Presented by the Hong Kong Arts Development Council and commissioned and produced by Hong Kong Arts Festival, Datong enjoyed a sold-out run in Hong Kong for its 2015 world premiere. The question was would the huge cultural differences make it hard for an English audience to understand, let alone the fact that most of the piece is sung in Mandarin.
It is no surprise to discover that the power of music conquers all, and the entire audience was transfixed by the philosophical and poetic retelling of history, heroism and tragedy. The themes of Confucian ideals, the desire to break away from strict rules and tradition, and the power of liberating individuals to change hearts and minds crossed cultures and made the story as relevant to west London in 2017 as it was to those in China who lived through the events and experienced the fallout of decisions and dreams made by earlier generations.
Passionate direction from Tang Shu-wing was mirrored in stunning performances by the cast. It was hard not to warm to soprano Louise Kwong’s heartfelt portrayal of the crusading Kang Tongbi, so supportive of her father’s words and actions at home and abroad. Her transformation from the pioneering bright young daughter in the first act to the elderly mother on her deathbed in the last was a triumph of simple make-up and characterisation.
Bass Apollo Wong was magisterial as the revolutionary and visionary Kang Youwei, whose dreams always seemed far ahead of the times, yet he managed to touch minds and give hope, while mezzo-soprano Carol Lin gave a delicious dual star turn as the fierce Empress Dowager and the disenchanted Luo Yifeng, Kang Tongbi’s daughter. Tenor David Quah was also great as a Bible-bashing English missionary and President Theodore Roosevelt, who met with father and daughter to hear their pleas for justice for Chinese workers in the US.
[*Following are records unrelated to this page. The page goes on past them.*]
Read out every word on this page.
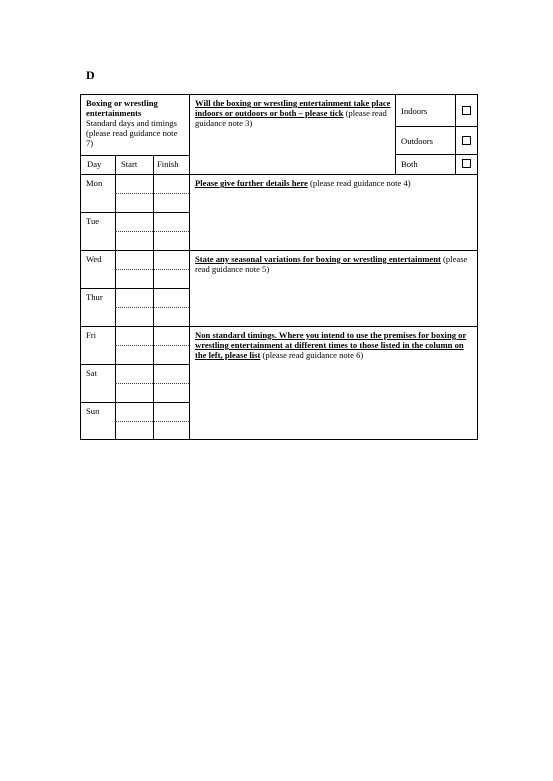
D
Boxing or wrestling entertainments
Standard days and timings (please read guidance note 7)
Day Start Finish
Mon
Tue
Wed
Thur
Fri
Sat
Sun
Will the boxing or wrestling entertainment take place indoors or outdoors or both – please tick (please read guidance note 3)
Indoors
Outdoors
Both
Please give further details here (please read guidance note 4)
State any seasonal variations for boxing or wrestling entertainment (please read guidance note 5)
Non standard timings. Where you intend to use the premises for boxing or wrestling entertainment at different times to those listed in the column on the left, please list (please read guidance note 6)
Powerful support was provided from the chorus while, conducted by an enthusiastic Lio Kuokman, the small orchestra set the atmosphere at every stage, from rumbling percussion suggesting storms to come (literally and metaphorically) to the evocative and haunting string sound of the erhu and other huqins. The clever cross culturalism was reinforced in the music at the start of Act 3 with a beautiful saxophone rendition of The Beatles’ Let It Be –Lennon and McCartney would surely have approved of this musical reminder of East meeting West.
For those unfamiliar with the story, the best advice would be to do some research in advance as it would be good to know something of the spirited individuals portrayed and their motivation beforehand.
Datong, the Chinese Utopia was not only thought-provoking and engaging in itself but it must surely pave the way for more western offerings and visits by this talented team of writers and performers.